Rise of .in URLs in Spam

Symantec has observed an increase in spam messages containing URLs using the country code top-level domain (ccTLD) for India. This chart shows percentage of spam containing .in URLs:

While there were few daily spikes last year, clearly there has been more activity in the last two months.
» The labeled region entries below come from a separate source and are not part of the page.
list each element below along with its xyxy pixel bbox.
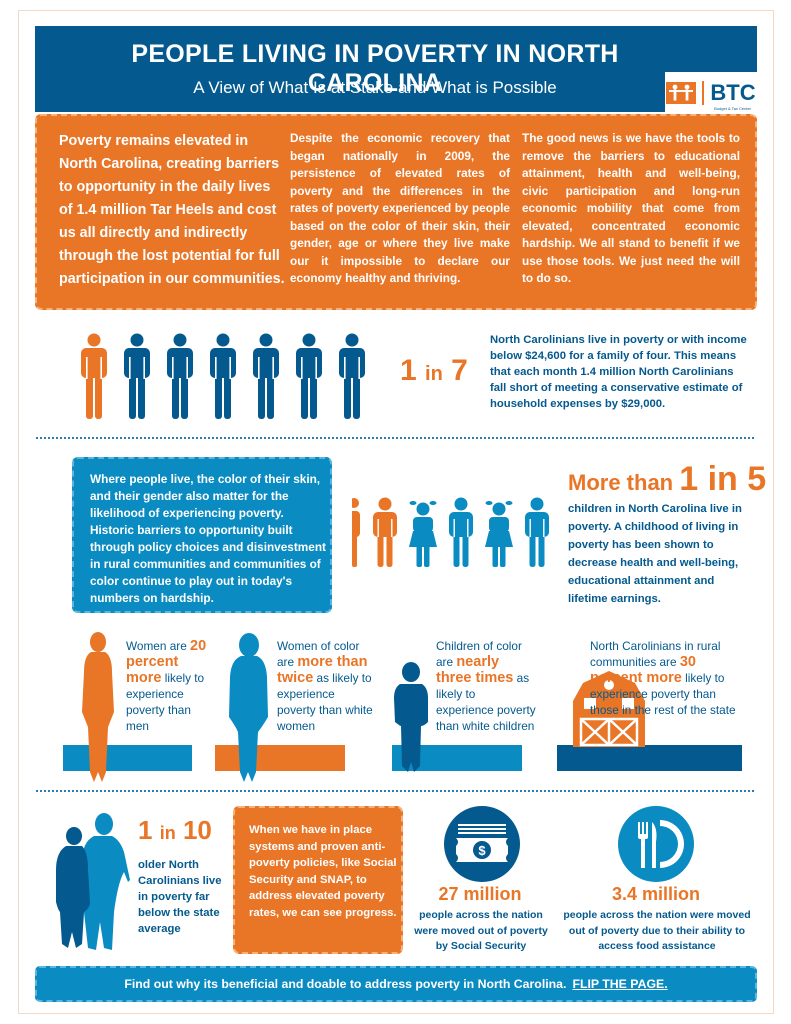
stat-children-headline: More than 1 in 5 xyxy=(568,460,766,499)
barriers-text: Where people live, the color of their sk… xyxy=(90,472,326,605)
women-stat-highlight: 20 percent more xyxy=(126,638,207,686)
logo-divider xyxy=(702,81,705,105)
women-stat-pre: Women are xyxy=(126,639,191,653)
intro-column-3: The good news is we have the tools to re… xyxy=(522,131,740,285)
person-icon xyxy=(253,333,279,419)
stat-denominator: 10 xyxy=(182,815,212,845)
stat-denominator: 7 xyxy=(451,354,468,387)
child-girl-icon xyxy=(485,501,513,567)
btc-logo: BTC Budget & Tax Center xyxy=(665,72,757,114)
stat-in: in xyxy=(425,363,443,385)
rural-bar xyxy=(557,745,742,771)
rural-stat-text: North Carolinians in rural communities a… xyxy=(590,638,740,718)
stat-prefix: More than xyxy=(568,470,680,495)
child-boy-icon xyxy=(525,497,549,567)
progress-box: When we have in place systems and proven… xyxy=(233,806,403,954)
women-of-color-stat-pre: Women of color are xyxy=(277,639,360,669)
stat-1-in-5: 1 in 5 xyxy=(679,460,767,498)
page-title: PEOPLE LIVING IN POVERTY IN NORTH CAROLI… xyxy=(131,40,619,97)
stat-1-in-7-description: North Carolinians live in poverty or wit… xyxy=(490,334,747,410)
woman-of-color-silhouette-icon xyxy=(229,633,268,782)
person-icon xyxy=(167,333,193,419)
stat-numerator: 1 xyxy=(138,815,153,845)
fork-knife-plate-icon xyxy=(618,806,694,882)
stat-children-description: children in North Carolina live in pover… xyxy=(568,503,742,605)
people-figures-row xyxy=(78,333,368,419)
child-boy-icon-partial xyxy=(352,498,360,567)
child-silhouette-icon xyxy=(394,662,428,772)
barriers-box: Where people live, the color of their sk… xyxy=(72,457,332,613)
flip-the-page-link[interactable]: FLIP THE PAGE. xyxy=(572,977,668,991)
social-security-number: 27 million xyxy=(438,884,522,904)
children-figures-row xyxy=(352,497,552,567)
rural-stat-post: likely to experience poverty than those … xyxy=(590,671,736,717)
page-frame xyxy=(18,10,774,1014)
stat-1-in-7: 1 in 7 xyxy=(400,354,468,388)
person-icon-highlighted xyxy=(81,333,107,419)
women-of-color-stat-post: as likely to experience poverty than whi… xyxy=(277,671,373,733)
woman-silhouette-icon xyxy=(82,632,114,782)
dotted-divider xyxy=(36,790,754,792)
footer-banner: Find out why its beneficial and doable t… xyxy=(35,966,757,1002)
person-icon xyxy=(124,333,150,419)
intro-column-2: Despite the economic recovery that began… xyxy=(290,131,510,285)
person-icon xyxy=(296,333,322,419)
logo-text: BTC xyxy=(710,80,756,105)
person-icon xyxy=(210,333,236,419)
elderly-couple-icon xyxy=(56,813,130,950)
person-icon xyxy=(339,333,365,419)
dotted-divider xyxy=(36,437,754,439)
money-bill-icon: $ xyxy=(444,806,520,882)
food-assistance-text: people across the nation were moved out … xyxy=(563,909,751,952)
children-of-color-stat-post: as likely to experience poverty than whi… xyxy=(436,671,536,733)
child-girl-icon xyxy=(409,501,437,567)
child-boy-icon-highlighted xyxy=(373,497,397,567)
intro-column-1: Poverty remains elevated in North Caroli… xyxy=(59,133,285,287)
rural-stat-highlight: 30 percent more xyxy=(590,654,696,686)
svg-text:$: $ xyxy=(478,843,486,858)
stat-elderly-description: older North Carolinians live in poverty … xyxy=(138,859,222,935)
stat-in: in xyxy=(159,823,176,843)
children-of-color-stat-pre: Children of color are xyxy=(436,639,522,669)
intro-box: Poverty remains elevated in North Caroli… xyxy=(35,114,757,310)
logo-subtext: Budget & Tax Center xyxy=(714,106,751,111)
page-subtitle: A View of What Is at Stake and What is P… xyxy=(193,78,557,97)
stat-1-in-10: 1 in 10 xyxy=(138,815,212,846)
children-of-color-stat-highlight: nearly three times xyxy=(436,654,514,686)
food-assistance-number: 3.4 million xyxy=(611,884,701,904)
stat-numerator: 1 xyxy=(400,354,417,387)
women-of-color-stat-highlight: more than twice xyxy=(277,654,368,686)
progress-text: When we have in place systems and proven… xyxy=(249,824,397,919)
women-stat-post: likely to experience poverty than men xyxy=(126,671,205,733)
people-figures-icon xyxy=(666,82,697,104)
rural-stat-pre: North Carolinians in rural communities a… xyxy=(590,639,721,669)
women-stat-text: Women are 20 percent more likely to expe… xyxy=(126,638,210,734)
barn-icon xyxy=(573,671,645,747)
child-boy-icon xyxy=(449,497,473,567)
women-of-color-stat-text: Women of color are more than twice as li… xyxy=(277,638,373,734)
women-bar xyxy=(63,745,192,771)
women-of-color-bar xyxy=(215,745,345,771)
footer-text: Find out why its beneficial and doable t… xyxy=(124,977,567,991)
children-of-color-stat-text: Children of color are nearly three times… xyxy=(436,638,536,734)
social-security-text: people across the nation were moved out … xyxy=(414,909,548,952)
header-banner: PEOPLE LIVING IN POVERTY IN NORTH CAROLI… xyxy=(35,26,757,114)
Looking back at last year, the ccTLD for India (.in) ranked tenth on our TLD distribution list:

Rank TLD % of URL Spam
1 .com 58.89%
2 .ru 9.16%
3 .info 8.57%
4 .net 6.10%
5 .org 3.39%
6 .br 2.56%
7 .ua 2.10%
8 dotted quad 0.69%
9 .uk 0.59%
10 .in 0.50%

However, the .in ccTLD jumps to the fifth spot when looking at the last month (while the percentage more than quadruples):

Rank TLD % of URL Spam
1 .com 68.47%
2 .ru 7.13%
3 .net 5.45%
4 .br 3.20%
5 .in 2.34%

Examining messages found in the Global Intelligence Network, Symantec researchers have found that the vast majority of spam messages containing .in URLs is hit & run spam. Back in March of this year Symantec noted an increase in hit & run spam and .in URLs appear to be associated with it.

Here are top ten subject lines from .in URL spam over the last five days:

Subject: Avoid Retail Markup
Subject: What Retailers Don't Want You to Know
Subject: Visitors Pass
Subject: Visitors Pass Alert
Subject: 4 foods that KILL fat and 7 food chemicals that CAUSE it
Subject: Visitors Pass Notification
Subject: Warning- You may not be protected by Norton. Update Now.
Subject: Health coverage with or without pre-existing conditions.
Subject: Special 2012 Savings - Eliminate entire phone bill
Subject: DirectBuy Visitors Pass Notification

Please note the use of the Norton brand above is unauthorized and that message is not from Symantec. Rather than providing antivirus software updates, as the message claims, these messages instead often deliver various malware to users.

Symantec will continue to monitor this trend and create additional filters to target these attacks. In addition, Symantec also advises enterprises and consumers to adopt the best practices found in the Symantec Intelligence Report.